London - For the first time in more than three decades,
natural gas traders, utilities and producers are preparing for a winter without
the UK’s biggest storage facility.
With Centrica North Sea Rough storage site almost empty after
wells deteriorated, the UK is set to lose a quarter of its daily supply
capacity during the winter as well as its ability to quickly respond to
short-term swings in demand. Britain will import more fuel, which may be costly
and create opportunities for traders and producers, as well as boost business
for smaller storage sites.
The shutdown of Rough, a depleted North Sea field run as a
storage site since 1985, will impact the UK economy through more volatile
energy prices during the peak winter season and increase the reliance on
imports via liquefied natural gas tankers that can take weeks to arrive.

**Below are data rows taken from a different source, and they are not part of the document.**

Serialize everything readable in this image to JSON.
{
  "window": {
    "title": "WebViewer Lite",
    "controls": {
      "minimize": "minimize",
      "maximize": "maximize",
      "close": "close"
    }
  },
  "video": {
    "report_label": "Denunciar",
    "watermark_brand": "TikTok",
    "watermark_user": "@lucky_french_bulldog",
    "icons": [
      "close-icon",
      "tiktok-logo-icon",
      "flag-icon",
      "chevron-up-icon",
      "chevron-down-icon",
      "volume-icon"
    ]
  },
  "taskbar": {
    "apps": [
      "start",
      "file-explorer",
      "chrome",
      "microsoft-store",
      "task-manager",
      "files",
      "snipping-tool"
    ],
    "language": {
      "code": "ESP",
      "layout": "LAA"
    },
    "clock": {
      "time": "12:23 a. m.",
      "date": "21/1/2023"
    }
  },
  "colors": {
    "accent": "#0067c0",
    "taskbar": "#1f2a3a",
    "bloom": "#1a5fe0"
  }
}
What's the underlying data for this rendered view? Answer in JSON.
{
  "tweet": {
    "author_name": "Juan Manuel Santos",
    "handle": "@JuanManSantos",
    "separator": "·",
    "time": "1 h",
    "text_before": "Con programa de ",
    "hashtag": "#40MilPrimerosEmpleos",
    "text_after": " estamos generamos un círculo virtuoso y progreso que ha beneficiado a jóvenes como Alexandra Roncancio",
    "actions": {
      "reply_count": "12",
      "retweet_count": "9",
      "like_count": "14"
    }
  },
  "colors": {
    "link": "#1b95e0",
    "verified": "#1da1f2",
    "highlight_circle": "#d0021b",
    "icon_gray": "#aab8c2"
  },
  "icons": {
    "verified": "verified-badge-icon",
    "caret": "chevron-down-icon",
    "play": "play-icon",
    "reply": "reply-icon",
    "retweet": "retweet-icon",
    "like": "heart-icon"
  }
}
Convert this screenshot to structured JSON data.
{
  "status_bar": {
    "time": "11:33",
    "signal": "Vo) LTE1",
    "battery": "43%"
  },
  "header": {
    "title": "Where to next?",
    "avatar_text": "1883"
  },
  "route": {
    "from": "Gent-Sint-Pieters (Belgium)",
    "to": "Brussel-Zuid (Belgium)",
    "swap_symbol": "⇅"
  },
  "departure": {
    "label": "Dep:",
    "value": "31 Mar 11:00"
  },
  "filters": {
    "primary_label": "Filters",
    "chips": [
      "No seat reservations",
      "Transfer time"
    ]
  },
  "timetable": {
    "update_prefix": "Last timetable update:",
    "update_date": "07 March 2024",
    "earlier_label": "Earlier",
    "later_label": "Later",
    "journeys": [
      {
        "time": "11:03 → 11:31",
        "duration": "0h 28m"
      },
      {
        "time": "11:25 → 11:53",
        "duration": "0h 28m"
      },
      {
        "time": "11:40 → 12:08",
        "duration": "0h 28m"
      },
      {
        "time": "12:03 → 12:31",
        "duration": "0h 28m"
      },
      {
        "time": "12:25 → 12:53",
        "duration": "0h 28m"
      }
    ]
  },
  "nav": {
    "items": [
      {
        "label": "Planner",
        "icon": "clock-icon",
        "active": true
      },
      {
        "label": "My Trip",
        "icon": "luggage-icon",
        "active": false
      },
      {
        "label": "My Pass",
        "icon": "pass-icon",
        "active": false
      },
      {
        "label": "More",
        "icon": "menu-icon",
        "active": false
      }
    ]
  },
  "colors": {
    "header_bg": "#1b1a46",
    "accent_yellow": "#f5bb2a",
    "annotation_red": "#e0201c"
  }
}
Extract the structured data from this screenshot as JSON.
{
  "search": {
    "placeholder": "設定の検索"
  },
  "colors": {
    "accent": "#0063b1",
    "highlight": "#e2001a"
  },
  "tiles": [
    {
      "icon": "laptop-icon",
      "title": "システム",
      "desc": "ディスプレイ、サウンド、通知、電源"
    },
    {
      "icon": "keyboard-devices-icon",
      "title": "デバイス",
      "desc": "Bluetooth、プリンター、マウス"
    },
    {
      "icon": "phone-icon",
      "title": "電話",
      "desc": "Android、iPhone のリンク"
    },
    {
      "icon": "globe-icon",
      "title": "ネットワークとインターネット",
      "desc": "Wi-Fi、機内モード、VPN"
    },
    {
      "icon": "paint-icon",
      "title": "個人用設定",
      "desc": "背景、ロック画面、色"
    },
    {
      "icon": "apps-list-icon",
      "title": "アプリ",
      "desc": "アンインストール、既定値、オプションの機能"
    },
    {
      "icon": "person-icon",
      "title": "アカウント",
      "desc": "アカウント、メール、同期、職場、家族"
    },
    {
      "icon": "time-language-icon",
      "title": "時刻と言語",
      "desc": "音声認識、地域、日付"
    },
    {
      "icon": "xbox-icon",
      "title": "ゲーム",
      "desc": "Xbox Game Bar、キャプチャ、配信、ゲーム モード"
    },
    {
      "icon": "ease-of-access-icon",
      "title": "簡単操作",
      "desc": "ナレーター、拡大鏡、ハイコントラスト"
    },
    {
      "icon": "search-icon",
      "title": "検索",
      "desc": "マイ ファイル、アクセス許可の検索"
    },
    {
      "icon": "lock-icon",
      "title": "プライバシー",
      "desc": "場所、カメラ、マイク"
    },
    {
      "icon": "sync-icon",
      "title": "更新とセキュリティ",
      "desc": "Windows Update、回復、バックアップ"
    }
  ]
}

The halt also offers Russia an opportunity to strengthen its
grip on deliveries to Europe, which faces declining local production and
extraction caps at the region’s biggest field at Groningen in the Netherlands.
“It definitely generates more risk in the winter and
increases a bit dependence of Europe on LNG,” Didier Magne, head of European
gas at commodity trader TrailStone UK Ltd., said in an interview. “We know that
Rough is highly unlikely to return, we know that Groningen is going to reduce
production by a further 10 percent.”
Without Rough, more price volatility will benefit trading,
David Isenegger, Centrica’s head of mergers and acquisitions, told an Amsterdam
conference last week. Volatility jumped last year already amid a partial outage
at Rough, which accounts for 70 percent of the UK’s total storage.
In the past, a fully operational Rough provided a buffer
against price swings. Flows from the site during winter “meant that you would have
to lift demand so much more before you saw the real spikiness” in wholesale
rates, Tor Martin Anfinnsen, senior vice president at Norway’s Statoil ASA,
said in an interview. “With that gone, the spikiness in prices might begin at a
lower demand level.”
With plenty of alternative supply, weather will be a
determining factor. Four straight warm winters in Europe shaved almost 55
billion cubic meters (1.9 trillion cubic feet) of demand since 2013, said Teddy
Kott, head of energy market analysis at EDF Trading Ltd. That’s about 12
percent of Europe’s total last year.
No Wave
While additions of LNG capacity globally haven’t yet seen a
wave reach Europe, expectations are that extra supply is on its way. Gas for
winter delivery to the UK has slid 12 percent this year, but demand in other
markets could pull some of the LNG away from Europe.
“The market is very relaxed, we have seen that with prices,
because LNG is expected to come,” Andree Stracke, chief commercial officer at
RWE Supply & Trading, said in an interview. “In a situation where LNG is
not available, then the market will be much tighter.”
Pipeline gas suppliers are also ready to help plug the gap.
Russia shipped record volumes to Europe last year and aims to send even more
this year. Norway, Europe’s second-biggest supplier, has excess pipeline
capacity and can divert gas from the mainland to the UK, Anfinnsen said.
While Centrica’s storage unit posted a 57 million-pound ($74
million) loss last year and Rough became a “financially less attractive asset”
because the summer-winter gas spreads narrowed, Isenegger said the suspension
of the facility is “probably a good opportunity” for other operators focusing
on short-term price swings.
It may not only be UK facilities that benefit from the
absence of Rough. Gas flows to the continent are at their highest level
for this time of year since 2012, indicating that UK traders may be using
continental caverns instead to hold gas they will send back to Britain in the
winter.
European storage sites aren’t filling up as quickly as usual
and may end up starting the heating season at a lower level, which is of “some
concern,” according to Pan Eurasian Enterprises.
Read also: Wärtsilä punts gas-to-power generation
While Britain had relatively little storage even with Rough,
with maximum capacity of just 7 percent of total annual demand versus about 30
percent in Germany, the rest of Europe will have too much until at least 2025,
according to Cedigaz, a Paris-based industry research group.
“We have some storage capacity and we luckily benefited from
what happened to Rough,” Magne said. “There is too much storage in
Europe, in every country you have far more storage than needed. The only
country in Europe that is different is the UK, where you should have storage.”